Bison (or Einsteinian or Rambodian)

What will seal the last human? Hard to know. But he is quite capable of repeating the first, closing the season, scratching the walls again, a bison here, half a bison there, fading from memory more and more and cockroach cockroach cockroach rising and subsuming post-historical art.

Long live the revolution

viva
following day
opposition parade
I stop at the wall
ineluctably
roundly
decked out

Figures of speech

The government is bad, the minister is good.
– I do my part… minister and administer.
Is the door the awning?
– I don’t answer for everything.
Is the awning the door?
– I speak for Him… he declares factually and emphatically.
Is the flute magic?
– It’s not Him! It’s not me!
Is larynx a cogito? Is syllepsis a lapse? Is synecdoche a fate? Is a tangent a circle?
– The government is good, the minister is bad.
Voices are raised, the waiter wakes up, and life goes on in its ministry.
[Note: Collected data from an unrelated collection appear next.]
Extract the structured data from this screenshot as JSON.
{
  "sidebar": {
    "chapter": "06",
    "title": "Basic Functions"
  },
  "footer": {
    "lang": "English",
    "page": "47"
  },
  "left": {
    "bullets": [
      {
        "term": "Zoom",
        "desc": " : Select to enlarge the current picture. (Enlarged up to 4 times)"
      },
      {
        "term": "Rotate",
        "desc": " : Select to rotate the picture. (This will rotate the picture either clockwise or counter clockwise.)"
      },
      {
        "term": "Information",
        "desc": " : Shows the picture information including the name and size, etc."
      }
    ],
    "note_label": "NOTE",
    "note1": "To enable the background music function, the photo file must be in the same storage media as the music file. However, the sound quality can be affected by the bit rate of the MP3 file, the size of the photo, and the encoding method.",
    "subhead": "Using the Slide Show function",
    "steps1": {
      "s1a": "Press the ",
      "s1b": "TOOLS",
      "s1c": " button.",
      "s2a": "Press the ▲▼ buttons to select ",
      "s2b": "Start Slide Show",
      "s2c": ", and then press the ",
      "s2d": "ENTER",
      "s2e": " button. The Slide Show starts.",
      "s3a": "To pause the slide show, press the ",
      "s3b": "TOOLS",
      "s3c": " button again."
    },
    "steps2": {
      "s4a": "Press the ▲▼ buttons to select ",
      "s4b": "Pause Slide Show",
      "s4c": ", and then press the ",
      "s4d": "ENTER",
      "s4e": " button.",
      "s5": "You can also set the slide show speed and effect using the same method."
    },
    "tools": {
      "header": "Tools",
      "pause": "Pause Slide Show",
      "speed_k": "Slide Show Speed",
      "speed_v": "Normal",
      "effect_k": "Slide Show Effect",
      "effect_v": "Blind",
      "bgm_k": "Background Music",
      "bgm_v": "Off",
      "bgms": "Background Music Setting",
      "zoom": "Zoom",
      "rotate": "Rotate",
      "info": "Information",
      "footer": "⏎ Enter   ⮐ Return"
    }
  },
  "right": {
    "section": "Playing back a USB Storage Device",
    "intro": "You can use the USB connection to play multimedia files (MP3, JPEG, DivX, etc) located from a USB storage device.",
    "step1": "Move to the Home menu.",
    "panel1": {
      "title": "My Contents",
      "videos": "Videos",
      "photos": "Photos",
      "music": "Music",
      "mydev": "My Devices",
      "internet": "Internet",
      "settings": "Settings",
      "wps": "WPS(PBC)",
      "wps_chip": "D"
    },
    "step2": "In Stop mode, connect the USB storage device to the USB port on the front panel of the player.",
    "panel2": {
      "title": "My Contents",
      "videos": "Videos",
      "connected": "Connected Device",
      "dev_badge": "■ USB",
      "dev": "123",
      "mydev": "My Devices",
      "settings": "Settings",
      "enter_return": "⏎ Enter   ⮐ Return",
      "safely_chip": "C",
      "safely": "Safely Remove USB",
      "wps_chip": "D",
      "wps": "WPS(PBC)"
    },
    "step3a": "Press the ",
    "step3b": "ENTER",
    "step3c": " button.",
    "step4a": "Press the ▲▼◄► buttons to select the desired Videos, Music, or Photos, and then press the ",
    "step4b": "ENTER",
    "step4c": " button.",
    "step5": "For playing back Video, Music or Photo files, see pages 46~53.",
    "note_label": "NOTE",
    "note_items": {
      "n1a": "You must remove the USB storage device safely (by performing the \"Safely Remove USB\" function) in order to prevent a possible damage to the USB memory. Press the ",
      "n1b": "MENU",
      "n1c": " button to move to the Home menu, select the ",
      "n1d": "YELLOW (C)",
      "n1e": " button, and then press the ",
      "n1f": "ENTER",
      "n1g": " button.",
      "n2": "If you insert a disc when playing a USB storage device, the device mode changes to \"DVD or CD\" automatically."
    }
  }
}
Natalina [ready made, 2003, RJ/Brazil]

For the first time in her life, she cannot spend Christmas with her children, who are staying with their father, who is chronically unemployed, in Recreio, Minas Gerais. She works in a family home and has every other weekend off. On New Year's Eve, God willing... But Natalina does not complain, nor does she have anything to complain about. She is employed, thank God, and before going to bed, night after night, religiously, she does not forget to thank Him, her face swollen with gratitude, for the miracle.

Santa Claus

A seven-year-old boy, the headline says, asks Santa Claus for meat… What a state of education in the country! Didn’t anyone tell the kid that Santa Claus doesn’t exist? At the same time, the uneducated boy should have known, as a matter of primary logic, that if the old spit was made of meat, it would have already turned into a barbecue due to the lack of access to the fireplace. Whatever the case, the strangled boy tasted the milk of human kindness. The family received a large amount of donations, the news continues, and satisfied their gluttony for eating meat – for the rest of their lives, I pray. However, I can’t help but wonder: what if the Christmas trend catches on? If it becomes a crime? If every imaginative and ill-mannered child puts his mouth on the world and only comes out steak, steak? There’s no point in vacum! You can’t bet on education, the episode teaches, whether at school or at home, which, instead of rejecting at the outset the donations, leading the little spender to savor the lesson of economics about the limits of the household budget, and by extension of the Budget of this great family that is the Union, whose spending ceiling cannot be lifted from this side, under penalty of falling on our heads, including the stigma of fiscal irresponsibility, in a bad example to the stem cells of the social organism, which, Lord, does the sweet home of the little glutton! exploits without a trace of shame the tenderness of our heart. By touching Him, by the way, with all due respect, the Almighty up there has nothing to do, on the contrary, with the state of education in the country, which is very low. Just as, I repeat, Grandpa Snowy has nothing to do with steak, whether on horseback or reindeer. If the beggar had a kite, more handy, less expensive, we would not have been so expensive. Let us educate, therefore, I pray and beg, let us educate our children, the future of Brazil!